When I tell someone from the United States that I am doing a marketing project for a
nonprofit in Buenos Aires, they are usually surprised. Few people in the States understand what Buenos Aires is like, but they often assume that it is very different from the cities they are familiar with. What I have learned after five weeks of living here is that, while people and companies in Buenos Aires have some cultural differences, the way companies market and react to marketing here is very similar to the United States.

The Trend of Digital Advertising: In the USA, a lot of the marketing that I have done and seen is digital. Each year, companies are spending more money on digital and online marketing. Companies want to connect with their customers on a more personal and curated level, and the Internet and rise in the use of mobile devices has allowed them to do that. While in Buenos Aires, specifically while working at Pilares, I have seen the same trend. Buenos Aires is a technologically advanced city; many people have access to the Internet wherever they are and are in touch with brands via online platforms like social media and websites. Pilares conducts most of its marketing online through its Facebook, Twitter, and website. And the reasons they use these platforms above any others is the same reason most companies, especially nonprofits, do in the USA: relatively low cost, high scalability, high customizability, and high measurability.

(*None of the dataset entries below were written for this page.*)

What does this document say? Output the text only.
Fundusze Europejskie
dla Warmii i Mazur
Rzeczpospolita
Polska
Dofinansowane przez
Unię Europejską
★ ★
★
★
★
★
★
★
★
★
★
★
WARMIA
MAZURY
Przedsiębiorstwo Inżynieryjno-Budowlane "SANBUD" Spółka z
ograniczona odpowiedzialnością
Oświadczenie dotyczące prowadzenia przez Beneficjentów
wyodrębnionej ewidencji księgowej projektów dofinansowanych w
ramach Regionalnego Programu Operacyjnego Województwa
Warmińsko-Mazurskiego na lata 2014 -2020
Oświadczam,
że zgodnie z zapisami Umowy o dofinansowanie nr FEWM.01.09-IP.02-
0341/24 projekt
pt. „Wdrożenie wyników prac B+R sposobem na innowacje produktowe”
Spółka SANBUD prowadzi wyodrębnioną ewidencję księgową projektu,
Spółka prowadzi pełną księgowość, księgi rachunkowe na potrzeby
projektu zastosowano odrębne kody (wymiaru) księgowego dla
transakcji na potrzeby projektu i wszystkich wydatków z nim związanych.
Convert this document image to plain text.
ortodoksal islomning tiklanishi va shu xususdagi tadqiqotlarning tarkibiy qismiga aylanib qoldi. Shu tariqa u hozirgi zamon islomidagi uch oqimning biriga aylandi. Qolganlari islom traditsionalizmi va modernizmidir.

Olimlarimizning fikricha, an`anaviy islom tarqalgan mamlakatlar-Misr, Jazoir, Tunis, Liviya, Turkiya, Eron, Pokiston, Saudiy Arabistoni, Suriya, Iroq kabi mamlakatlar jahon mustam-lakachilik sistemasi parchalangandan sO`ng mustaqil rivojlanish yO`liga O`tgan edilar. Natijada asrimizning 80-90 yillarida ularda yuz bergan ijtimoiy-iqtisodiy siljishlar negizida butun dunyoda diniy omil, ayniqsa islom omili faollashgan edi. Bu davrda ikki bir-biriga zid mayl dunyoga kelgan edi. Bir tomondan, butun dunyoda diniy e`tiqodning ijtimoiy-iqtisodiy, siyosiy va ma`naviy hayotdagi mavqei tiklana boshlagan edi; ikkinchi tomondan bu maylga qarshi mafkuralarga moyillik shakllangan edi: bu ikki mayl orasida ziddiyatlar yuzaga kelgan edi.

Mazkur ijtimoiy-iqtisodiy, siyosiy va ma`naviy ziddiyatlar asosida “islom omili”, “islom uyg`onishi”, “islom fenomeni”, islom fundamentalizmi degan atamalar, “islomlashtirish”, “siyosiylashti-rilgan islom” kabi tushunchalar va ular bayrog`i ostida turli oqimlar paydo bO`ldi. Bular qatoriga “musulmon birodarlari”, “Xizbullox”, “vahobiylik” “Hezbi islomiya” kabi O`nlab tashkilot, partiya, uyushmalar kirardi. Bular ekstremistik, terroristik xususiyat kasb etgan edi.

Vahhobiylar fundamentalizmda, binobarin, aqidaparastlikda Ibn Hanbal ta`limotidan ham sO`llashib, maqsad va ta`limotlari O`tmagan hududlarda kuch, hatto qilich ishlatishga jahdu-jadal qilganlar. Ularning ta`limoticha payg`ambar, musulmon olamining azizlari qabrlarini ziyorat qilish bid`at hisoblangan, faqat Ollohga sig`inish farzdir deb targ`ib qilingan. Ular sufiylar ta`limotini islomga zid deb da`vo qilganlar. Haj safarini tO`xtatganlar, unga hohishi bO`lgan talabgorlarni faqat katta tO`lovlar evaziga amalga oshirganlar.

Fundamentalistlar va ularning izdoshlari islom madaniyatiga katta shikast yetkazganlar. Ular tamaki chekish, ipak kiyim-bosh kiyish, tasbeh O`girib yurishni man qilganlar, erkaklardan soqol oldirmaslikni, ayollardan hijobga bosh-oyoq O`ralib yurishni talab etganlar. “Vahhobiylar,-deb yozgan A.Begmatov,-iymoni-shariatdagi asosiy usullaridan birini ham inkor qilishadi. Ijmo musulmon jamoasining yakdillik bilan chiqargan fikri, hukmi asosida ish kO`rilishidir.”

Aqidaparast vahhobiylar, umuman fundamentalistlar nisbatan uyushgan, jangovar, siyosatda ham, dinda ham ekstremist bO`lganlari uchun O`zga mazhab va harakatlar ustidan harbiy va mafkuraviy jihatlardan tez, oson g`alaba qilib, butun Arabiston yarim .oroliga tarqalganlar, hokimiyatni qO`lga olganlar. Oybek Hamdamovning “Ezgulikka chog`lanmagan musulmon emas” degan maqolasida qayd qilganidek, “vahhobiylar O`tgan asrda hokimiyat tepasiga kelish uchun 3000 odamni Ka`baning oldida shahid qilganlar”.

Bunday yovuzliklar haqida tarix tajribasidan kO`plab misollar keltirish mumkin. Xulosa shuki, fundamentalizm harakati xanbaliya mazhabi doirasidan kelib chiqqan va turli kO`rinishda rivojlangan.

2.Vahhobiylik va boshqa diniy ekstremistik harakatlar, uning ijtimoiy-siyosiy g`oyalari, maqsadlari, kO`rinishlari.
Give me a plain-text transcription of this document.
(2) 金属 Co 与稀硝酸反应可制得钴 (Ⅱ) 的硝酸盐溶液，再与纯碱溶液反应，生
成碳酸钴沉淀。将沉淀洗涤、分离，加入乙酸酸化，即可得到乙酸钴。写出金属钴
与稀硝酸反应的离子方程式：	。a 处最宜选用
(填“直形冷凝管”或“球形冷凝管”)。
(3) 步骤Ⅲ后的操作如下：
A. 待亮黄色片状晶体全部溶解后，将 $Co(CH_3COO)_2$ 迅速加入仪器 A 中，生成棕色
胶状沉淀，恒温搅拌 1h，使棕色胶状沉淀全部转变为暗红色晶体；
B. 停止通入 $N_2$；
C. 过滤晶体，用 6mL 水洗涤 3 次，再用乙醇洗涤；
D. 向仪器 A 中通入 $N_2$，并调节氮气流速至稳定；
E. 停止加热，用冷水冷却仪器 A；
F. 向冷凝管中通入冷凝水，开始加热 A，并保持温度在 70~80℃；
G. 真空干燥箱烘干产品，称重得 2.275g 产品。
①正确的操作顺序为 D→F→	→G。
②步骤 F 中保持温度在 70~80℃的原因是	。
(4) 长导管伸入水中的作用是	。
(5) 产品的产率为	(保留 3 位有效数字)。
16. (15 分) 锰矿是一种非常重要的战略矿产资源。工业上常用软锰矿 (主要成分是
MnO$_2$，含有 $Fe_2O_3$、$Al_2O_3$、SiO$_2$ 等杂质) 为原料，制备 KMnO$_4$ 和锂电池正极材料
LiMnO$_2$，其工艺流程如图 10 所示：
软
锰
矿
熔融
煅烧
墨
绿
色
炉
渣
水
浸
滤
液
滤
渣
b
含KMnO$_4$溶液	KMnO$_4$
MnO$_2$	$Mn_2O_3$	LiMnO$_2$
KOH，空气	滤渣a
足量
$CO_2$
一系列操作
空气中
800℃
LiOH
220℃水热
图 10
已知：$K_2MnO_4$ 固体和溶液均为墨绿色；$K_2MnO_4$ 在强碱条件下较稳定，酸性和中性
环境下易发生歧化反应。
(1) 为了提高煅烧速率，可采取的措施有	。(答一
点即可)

Of course, as far as place goes, there are many other areas where people can market in a large city such as Buenos Aires. People look for eye-catching, convenient places to buy products – not very different from the United States at all. And this isn’t very surprising, given many firms in Argentina and much of Latin America follow the lead of companies and business leaders in the United States and Europe.

Cultural Differences: Knowing the culture of the population you are marketing to is essential to designing marketing strategy. Of course, the people and customs of Buenos Aires can be quite different from those in the United States…

Language: One of the most obvious and difficult issues to tackle as an American marketing in Buenos Aires is the language. Since I have studied Spanish for several years now, I can easily understand it and (most of the time) can hold a basic conversation using the language. However, marketing to a population of Spanish speakers as a non-native and non-fluent Spanish speaker is incredibly difficult. That is because the nuances of communication and language are at the core of effective marketing tactics. For instance, writing a slogan for a brand can be hard to do in English; you must pick an arrangement of words that is short, understandable, attention-getting, and all-encompassing of the product you are selling. When you must do the same thing in a language that you are not well-versed in, it can feel impossible.

When Christina and I were working to come up with a slogan for Pilares’ ninth anniversary campaign, we had a whole list of English ideas that we thought fit perfectly. Then, after trying to translate our messaging to Spanish, our supervisor informed us that the translated words made little sense or sounded awkward. Turns out a message that makes complete sense to an English speaker, even when translated correctly to Spanish, may not actually translate the original idea of the message. This has been a prevailing obstacle during my time working for Pilares, and we have had to collaborate with our supervisors to edit most of the Spanish we write.

Power of Relationships: During my five weeks working in an n Argentinian business, I have really come to notice the emphasis on friendships in the workplace. Before getting to work, it is customary to greet everyone in the office and have casual conversations, which is unlike a lot of workplace cultures in the United States.

However, this culture is not only important to remember in the workplace. The value Argentinians place on interpersonal relationships – especially when it comes to family – is important to keep in mind when marketing to customers. People here are much less inclined to do business with you or your company if you cannot first set up relationships. These relationships are important in the United States, as well. However, it is especially important in Argentina to establish and navigate these relationships tactfully, as a meaningful relationship with a customer could mean even deeper customer loyalty, while a lack of positive customer relations could ruin chances of success.

Overall, marketing in Buenos Aires is very similar to marketing in the United States. One must simply give extra attention to the cultural differences of the Porteños, their nuanced dialect and their strong emphasis on relationships. As in all international business, it is important to realize that a message that is received well in the United States may not always transplanted or translated perfectly to a Buenos Aires market.